This news post is over 2 years old

The charity moved to a system of only contacting people who had actively given consent two years ago, but is now facing funding challenges

A charity has reversed its opt-in marketing policy after a fall in donations.

RNLI took the bold decision for an opt-in only approach, meaning it got in touch with all its supporters and asked them if they were happy to continue to be contacted, in 2017.

However the organisation has said it will now rely on a system of “legitimate interest” as it looks to increase funds.

The charity has faced a challenging period, with the change in policy costing it millions of pounds and announcing last month that it faced cutting up to 135 jobs.

The RNLI announced in 2015 that, from 1 January 2017, it would contact people by phone, post or email only if they had actively given their consent.

The move came after the fundraising scandals of 2015 and pre-empted the arrival of the General Data Protection Regulation, a stricter set of data protection rules that came into force in May 2018.

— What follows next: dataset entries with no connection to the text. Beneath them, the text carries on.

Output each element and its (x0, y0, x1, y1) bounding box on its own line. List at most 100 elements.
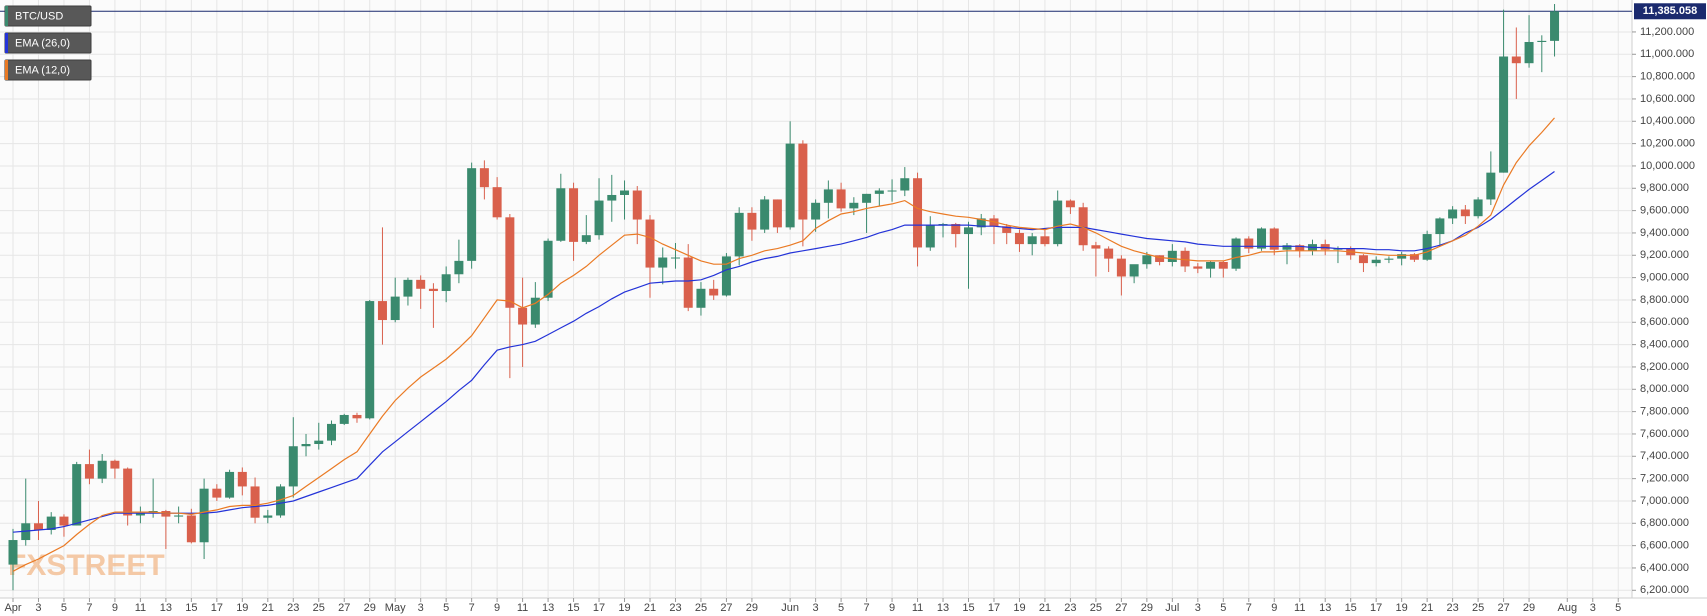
candle-body (721, 256, 731, 296)
candle-body (441, 274, 451, 292)
x-tick-label: 25 (313, 602, 325, 614)
y-tick-label: 7,000.000 (1640, 495, 1689, 507)
y-tick-label: 6,400.000 (1640, 562, 1689, 574)
candle-body (849, 202, 859, 209)
x-tick-label: 5 (1615, 602, 1621, 614)
candle-body (1091, 245, 1101, 249)
x-tick-label: 15 (185, 602, 197, 614)
x-tick-label: 23 (287, 602, 299, 614)
candle-body (492, 187, 502, 218)
candle-body (1397, 254, 1407, 259)
y-tick-label: 10,200.000 (1640, 138, 1695, 150)
x-tick-label: 27 (720, 602, 732, 614)
candle-body (696, 288, 706, 308)
candle-body (1371, 259, 1381, 264)
candle-body (505, 217, 515, 308)
candle-body (314, 440, 324, 445)
candle-body (174, 515, 184, 517)
candle-body (1499, 56, 1509, 173)
watermark: FXSTREET (8, 549, 165, 582)
candle-body (1537, 40, 1547, 42)
x-tick-label: 11 (912, 602, 923, 614)
candle-body (1193, 266, 1203, 269)
candle-body (556, 188, 566, 241)
candle-body (1002, 226, 1012, 233)
x-tick-label: 7 (1246, 602, 1252, 614)
x-tick-label: 23 (1446, 602, 1458, 614)
y-tick-label: 6,200.000 (1640, 584, 1689, 596)
x-tick-label: 15 (962, 602, 974, 614)
x-tick-label: 17 (988, 602, 1000, 614)
x-tick-label: 13 (542, 602, 554, 614)
candle-body (1104, 248, 1114, 259)
candle-body (1550, 11, 1560, 41)
y-tick-label: 6,600.000 (1640, 540, 1689, 552)
candle-body (772, 199, 782, 228)
candle-body (46, 516, 56, 530)
x-tick-label: 21 (1039, 602, 1051, 614)
x-tick-label: 19 (236, 602, 248, 614)
candle-body (263, 515, 273, 518)
y-tick-label: 8,800.000 (1640, 294, 1689, 306)
candle-body (84, 464, 94, 479)
candle-body (1448, 209, 1458, 219)
ema-line (12, 171, 1555, 533)
candle-body (670, 257, 680, 259)
x-tick-label: 25 (1472, 602, 1484, 614)
y-tick-label: 8,200.000 (1640, 361, 1689, 373)
candle-body (1422, 234, 1432, 260)
candle-body (683, 257, 693, 308)
y-tick-label: 10,800.000 (1640, 71, 1695, 83)
x-tick-label: 9 (1271, 602, 1277, 614)
candle-body (1142, 255, 1152, 265)
x-tick-label: Jul (1165, 602, 1179, 614)
last-price-label: 11,385.058 (1643, 5, 1697, 17)
candle-body (1231, 238, 1241, 269)
candle-body (607, 194, 617, 201)
y-tick-label: 10,000.000 (1640, 160, 1695, 172)
legend-swatch (5, 6, 8, 26)
x-tick-label: 17 (211, 602, 223, 614)
x-tick-label: 9 (889, 602, 895, 614)
x-tick-label: 11 (1294, 602, 1305, 614)
candle-body (1244, 238, 1254, 249)
legend-swatch (5, 33, 8, 53)
candle-body (250, 486, 260, 518)
candle-body (836, 189, 846, 209)
candle-body (377, 301, 387, 321)
x-tick-label: May (385, 602, 406, 614)
x-tick-label: 15 (567, 602, 579, 614)
candle-body (390, 296, 400, 321)
x-tick-label: Jun (781, 602, 799, 614)
candle-body (403, 279, 413, 297)
x-tick-label: 17 (593, 602, 605, 614)
legend-swatch (5, 60, 8, 80)
candle-body (1014, 232, 1024, 245)
x-tick-label: 13 (937, 602, 949, 614)
candle-body (416, 279, 426, 289)
x-tick-label: 5 (61, 602, 67, 614)
x-tick-label: 3 (35, 602, 41, 614)
candle-body (1129, 264, 1139, 277)
x-tick-label: 29 (364, 602, 376, 614)
candle-body (964, 227, 973, 235)
x-tick-label: Apr (4, 602, 21, 614)
candle-body (301, 444, 311, 447)
candle-body (1180, 250, 1190, 267)
x-tick-label: 23 (669, 602, 681, 614)
candle-body (1053, 200, 1063, 245)
candle-body (1435, 218, 1445, 235)
candle-body (709, 288, 719, 296)
x-tick-label: 29 (746, 602, 758, 614)
candle-body (225, 471, 235, 498)
y-tick-label: 9,400.000 (1640, 227, 1689, 239)
candle-body (1257, 228, 1267, 249)
x-tick-label: 15 (1345, 602, 1357, 614)
candle-body (1409, 254, 1419, 260)
x-tick-label: 5 (443, 602, 449, 614)
candle-body (900, 178, 910, 191)
last-price-box (1634, 3, 1706, 20)
candle-body (645, 219, 655, 268)
candle-body (747, 212, 757, 230)
candle-body (1295, 245, 1305, 251)
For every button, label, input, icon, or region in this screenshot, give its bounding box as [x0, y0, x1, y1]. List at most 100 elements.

But under the GDPR organisations can also use legitimate interest to contact people by post and phone for marketing and fundraising purposes, if the person can reasonably expect the organisation to do so.

Prior to adopting so-called opt-in, the RNLI had a database of two million supporters, which fell to 500,000 by 2018.

Jayne George fundraising director at RNLI, said the move was aimed at creating better engagement with supporters.

She said: “The difference from where we were this time last year is that we want to grow the database of engaged supporters.

“We’ve got a good foundation, we’ve got half a million really committed supporters on the database, and the plan this year is to grow that number.”